There is no such thing as having too many 3&D players on your team; GMs and front offices are always looking for two-way talent. Varner has the makings to develop into a 3&D player over time. He does need to fill out his 190-lb. frame, but that will likely come with time and training. Fortunately, Varner was gifted with good genes; as his father was a prolific college quarterback who had a pro football stint with the Chicago Bears.

A very unique aspect of UT Rio Grande Valley’s program is that they often deploy a full-court press for large segments throughout their games. We’ve seen the Sixers trend towards using a fullcourt press before, and it likely won’t be the last time they experiment with the idea. Varner thrived in the system and developed perimeter defending skills throughout his time in Texas.

It’s likely that NBA teams are watching Varner closely, given his much-desired skill set. In particular, the Houston Rockets may be eyeing him, as their G-League affiliate plays in the same city. The Sixers actually have roots in said area. One of their assistant coaches, Joseph Blair, coached the Rio Grande Valley Vipers for 4 years before coming to Philadelphia.

Personally, I am very high on Varner and think that he can become a very good role player in the league for years to come. He has all the necessary skills to be in the league; all he needs to do is to polish up his game and put on some weight.

He would be a great candidate for a two-way contract and the perfect player to use in the Blue Coats’ system, which preaches pace, space, and defense.

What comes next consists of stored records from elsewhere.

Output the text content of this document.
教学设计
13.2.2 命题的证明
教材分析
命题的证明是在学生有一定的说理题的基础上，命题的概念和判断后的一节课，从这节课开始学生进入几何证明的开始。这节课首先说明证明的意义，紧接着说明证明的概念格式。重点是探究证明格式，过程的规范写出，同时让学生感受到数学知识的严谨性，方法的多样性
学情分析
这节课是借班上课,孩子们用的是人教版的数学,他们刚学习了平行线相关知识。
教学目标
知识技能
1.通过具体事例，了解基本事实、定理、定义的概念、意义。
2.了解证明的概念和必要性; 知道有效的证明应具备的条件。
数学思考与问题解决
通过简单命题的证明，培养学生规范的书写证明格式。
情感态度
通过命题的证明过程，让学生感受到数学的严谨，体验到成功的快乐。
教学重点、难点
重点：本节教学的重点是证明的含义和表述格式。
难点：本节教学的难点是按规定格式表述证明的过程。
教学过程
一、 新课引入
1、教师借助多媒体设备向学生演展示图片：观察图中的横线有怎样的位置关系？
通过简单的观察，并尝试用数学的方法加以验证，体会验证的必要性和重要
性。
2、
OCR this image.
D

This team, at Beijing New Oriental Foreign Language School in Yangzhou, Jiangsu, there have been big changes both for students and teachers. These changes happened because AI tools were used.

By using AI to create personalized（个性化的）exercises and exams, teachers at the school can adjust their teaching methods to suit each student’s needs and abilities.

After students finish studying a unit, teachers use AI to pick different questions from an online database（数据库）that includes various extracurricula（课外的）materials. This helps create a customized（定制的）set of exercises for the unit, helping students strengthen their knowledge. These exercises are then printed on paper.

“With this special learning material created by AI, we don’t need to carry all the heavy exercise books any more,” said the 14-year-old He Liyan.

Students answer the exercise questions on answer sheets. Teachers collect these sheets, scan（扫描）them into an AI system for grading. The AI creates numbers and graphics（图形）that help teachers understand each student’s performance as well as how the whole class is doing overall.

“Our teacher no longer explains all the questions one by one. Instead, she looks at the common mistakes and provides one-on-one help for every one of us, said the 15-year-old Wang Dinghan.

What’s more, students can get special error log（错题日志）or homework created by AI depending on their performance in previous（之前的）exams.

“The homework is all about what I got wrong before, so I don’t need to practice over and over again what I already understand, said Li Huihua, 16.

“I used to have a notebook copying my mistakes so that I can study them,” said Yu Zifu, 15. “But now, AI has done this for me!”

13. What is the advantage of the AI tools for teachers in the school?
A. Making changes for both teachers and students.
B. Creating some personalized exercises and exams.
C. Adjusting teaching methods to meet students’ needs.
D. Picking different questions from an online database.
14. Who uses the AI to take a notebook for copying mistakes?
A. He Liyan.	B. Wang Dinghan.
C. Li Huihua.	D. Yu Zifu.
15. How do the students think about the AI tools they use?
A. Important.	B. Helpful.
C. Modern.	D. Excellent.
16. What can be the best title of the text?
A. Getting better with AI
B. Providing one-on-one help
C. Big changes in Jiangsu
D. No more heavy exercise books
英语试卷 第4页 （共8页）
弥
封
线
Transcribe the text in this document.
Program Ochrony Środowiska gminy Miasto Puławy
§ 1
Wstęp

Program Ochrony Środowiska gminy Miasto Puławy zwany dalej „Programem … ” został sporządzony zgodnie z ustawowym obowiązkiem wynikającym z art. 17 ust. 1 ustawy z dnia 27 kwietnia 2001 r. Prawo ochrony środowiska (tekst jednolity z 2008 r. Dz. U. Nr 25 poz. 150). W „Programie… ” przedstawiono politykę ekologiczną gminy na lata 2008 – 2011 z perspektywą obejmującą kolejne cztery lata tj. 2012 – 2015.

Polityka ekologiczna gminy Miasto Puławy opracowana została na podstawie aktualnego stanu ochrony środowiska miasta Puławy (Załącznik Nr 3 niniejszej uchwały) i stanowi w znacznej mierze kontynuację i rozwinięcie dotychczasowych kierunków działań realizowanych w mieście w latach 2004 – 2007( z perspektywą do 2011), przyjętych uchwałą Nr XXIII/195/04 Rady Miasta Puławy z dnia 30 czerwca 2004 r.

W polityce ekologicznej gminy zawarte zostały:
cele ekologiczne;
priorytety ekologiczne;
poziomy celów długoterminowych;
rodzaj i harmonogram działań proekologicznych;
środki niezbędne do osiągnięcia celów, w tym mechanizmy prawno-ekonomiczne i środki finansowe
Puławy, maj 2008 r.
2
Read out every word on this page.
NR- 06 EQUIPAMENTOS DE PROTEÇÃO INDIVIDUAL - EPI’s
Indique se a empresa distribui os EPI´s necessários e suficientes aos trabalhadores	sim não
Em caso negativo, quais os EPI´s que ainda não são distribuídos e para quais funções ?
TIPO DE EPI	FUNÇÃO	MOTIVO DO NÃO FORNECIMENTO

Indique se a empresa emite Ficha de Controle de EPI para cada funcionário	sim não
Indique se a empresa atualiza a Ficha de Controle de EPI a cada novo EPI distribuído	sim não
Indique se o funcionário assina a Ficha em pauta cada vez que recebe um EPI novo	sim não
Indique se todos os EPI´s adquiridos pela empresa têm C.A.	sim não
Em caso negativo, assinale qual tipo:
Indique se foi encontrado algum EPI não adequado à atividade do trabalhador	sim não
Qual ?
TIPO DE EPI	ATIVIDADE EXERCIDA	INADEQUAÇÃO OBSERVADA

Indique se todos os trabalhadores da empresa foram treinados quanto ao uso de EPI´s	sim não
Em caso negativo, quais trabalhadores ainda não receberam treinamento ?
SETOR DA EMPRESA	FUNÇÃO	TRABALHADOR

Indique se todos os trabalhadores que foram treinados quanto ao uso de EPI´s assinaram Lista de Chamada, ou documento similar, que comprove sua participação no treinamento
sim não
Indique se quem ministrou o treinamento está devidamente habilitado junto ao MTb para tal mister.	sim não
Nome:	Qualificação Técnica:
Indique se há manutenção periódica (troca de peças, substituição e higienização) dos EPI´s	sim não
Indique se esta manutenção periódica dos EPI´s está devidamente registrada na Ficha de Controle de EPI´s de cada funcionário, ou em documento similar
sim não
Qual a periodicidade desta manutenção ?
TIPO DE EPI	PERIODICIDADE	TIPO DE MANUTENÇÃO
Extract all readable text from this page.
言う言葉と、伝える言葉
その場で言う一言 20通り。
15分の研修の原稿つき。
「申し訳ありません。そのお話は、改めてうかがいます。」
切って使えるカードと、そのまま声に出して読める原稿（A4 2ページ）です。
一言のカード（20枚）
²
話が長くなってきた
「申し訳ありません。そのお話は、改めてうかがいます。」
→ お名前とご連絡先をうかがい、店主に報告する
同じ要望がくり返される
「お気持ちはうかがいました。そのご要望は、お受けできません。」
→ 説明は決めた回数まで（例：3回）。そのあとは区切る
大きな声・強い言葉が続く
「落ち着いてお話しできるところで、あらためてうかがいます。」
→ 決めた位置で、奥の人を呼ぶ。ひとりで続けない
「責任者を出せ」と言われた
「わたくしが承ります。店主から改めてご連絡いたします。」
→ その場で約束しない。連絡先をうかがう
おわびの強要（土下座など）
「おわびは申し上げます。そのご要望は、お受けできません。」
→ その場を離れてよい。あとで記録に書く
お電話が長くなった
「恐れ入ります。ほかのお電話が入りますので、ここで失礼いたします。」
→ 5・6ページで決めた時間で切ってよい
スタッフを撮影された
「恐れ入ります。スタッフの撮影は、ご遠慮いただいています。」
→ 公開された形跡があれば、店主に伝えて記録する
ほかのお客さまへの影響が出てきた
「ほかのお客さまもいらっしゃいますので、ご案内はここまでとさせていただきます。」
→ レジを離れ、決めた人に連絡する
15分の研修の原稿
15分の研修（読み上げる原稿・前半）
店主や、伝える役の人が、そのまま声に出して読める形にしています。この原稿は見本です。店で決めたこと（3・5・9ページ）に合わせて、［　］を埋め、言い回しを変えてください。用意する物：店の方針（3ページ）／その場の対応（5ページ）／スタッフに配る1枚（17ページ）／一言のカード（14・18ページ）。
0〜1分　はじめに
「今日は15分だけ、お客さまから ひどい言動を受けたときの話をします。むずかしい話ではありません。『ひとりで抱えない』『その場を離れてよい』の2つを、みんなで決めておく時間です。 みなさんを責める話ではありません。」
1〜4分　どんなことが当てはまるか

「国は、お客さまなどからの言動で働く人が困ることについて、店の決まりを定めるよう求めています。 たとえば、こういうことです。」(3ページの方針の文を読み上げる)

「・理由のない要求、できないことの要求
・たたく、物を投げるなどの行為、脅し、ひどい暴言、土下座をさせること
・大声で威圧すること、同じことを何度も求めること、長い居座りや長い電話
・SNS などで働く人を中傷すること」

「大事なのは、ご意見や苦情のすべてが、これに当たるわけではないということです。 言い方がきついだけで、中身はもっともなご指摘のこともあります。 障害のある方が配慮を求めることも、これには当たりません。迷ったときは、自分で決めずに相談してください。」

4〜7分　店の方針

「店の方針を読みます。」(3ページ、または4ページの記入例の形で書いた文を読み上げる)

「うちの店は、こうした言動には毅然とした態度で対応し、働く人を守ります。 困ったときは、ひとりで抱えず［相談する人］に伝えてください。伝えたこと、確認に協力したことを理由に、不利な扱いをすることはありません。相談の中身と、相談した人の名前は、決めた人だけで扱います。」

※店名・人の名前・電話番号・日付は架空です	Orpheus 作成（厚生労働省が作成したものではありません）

4. Kylor Kelley, Center, Oregon State - 7’0’’, 230 lbs, 22 years old

NCAA Basketball: Pac-12 Tournament-Utah vs Oregon State Stephen R. Sylvanie-USA TODAY Sports

2019-2020 Stats: 29.1 MPG, 11.1 PPG, 5.3 RPG, 0.9 APG, 0.3 SPG, 3.5 BPG

Percentages: 60.4% FG, 68.1% FT

It’s quite possible Al Horford could be getting moved in the offseason if the front office decides to go a different direction. Let’s say the Sixers trade Horford in a deal to acquire a player who is a better fit (*cough* Buddy Hield *cough*). The team will likely need to get some depth for the center spot, as Joel Embiid needs to rest and remain healthy for the playoffs.

Two-way center Norvel Pelle gained the hearts of Sixer fans everywhere with his shot-blocking early in the preseason. He showed enough to Sixers brass to be rewarded with an NBA deal. Kylor Kelly has a very similar skillset to a Pelle (or even Mitchell Robinson type player); even blocking shots with his left hand as a righty.

I recently had a chance to talk to an NBA scout in the Western Conference about his view on Kelley, and he shared this insight:

He’s got great physical tools and size for [the center] position at an NBA level. His body type is a bit skinny right now, so he has to improve on that with the NBA strength and conditioning staff. He’s a great finisher above the rim and is a vertical threat in the pick & roll ... The guys I would compare him to overall would be [Mason] Plumlee or Greg Stiemsma.

Shotblocking is the best way to describe Kelly’s game. He’s a great option as the last line of defense around the rim, averaging a very impressive 3.5 blocks-per-game in only 29 minutes of play. Kylor Kelley has all the makings of becoming a rim-protecting center at the next level. He has great speed and athleticism, and good lateral movement which is critical for 7-footers to succeed.

He does need to (again) put on some weight, but Kelley has broad shoulders and will likely bulk up. One of the coolest facts about Kelley is that he had a similar road as Anthony Davis in that Kelley played both guard spots in high school before having a massive growth spurt. We’ve seen such centers grow their offensive game with time and with the right development Kelley can improve his playmaking and jumper with time. If the Sixers do decide to shuffle their roster in the front court, they could be looking for depth at the center spot. Kylor Kelley would help in the long term.

The upcoming NBA Draft will have a ton of talent that may fall due to a lack of information from the shortened season. Teams will have multiple chances to find quality NBA players throughout the second round. As we approach the draft (that’s hopefully soon?), keep an eye on the players above — new talent in the making.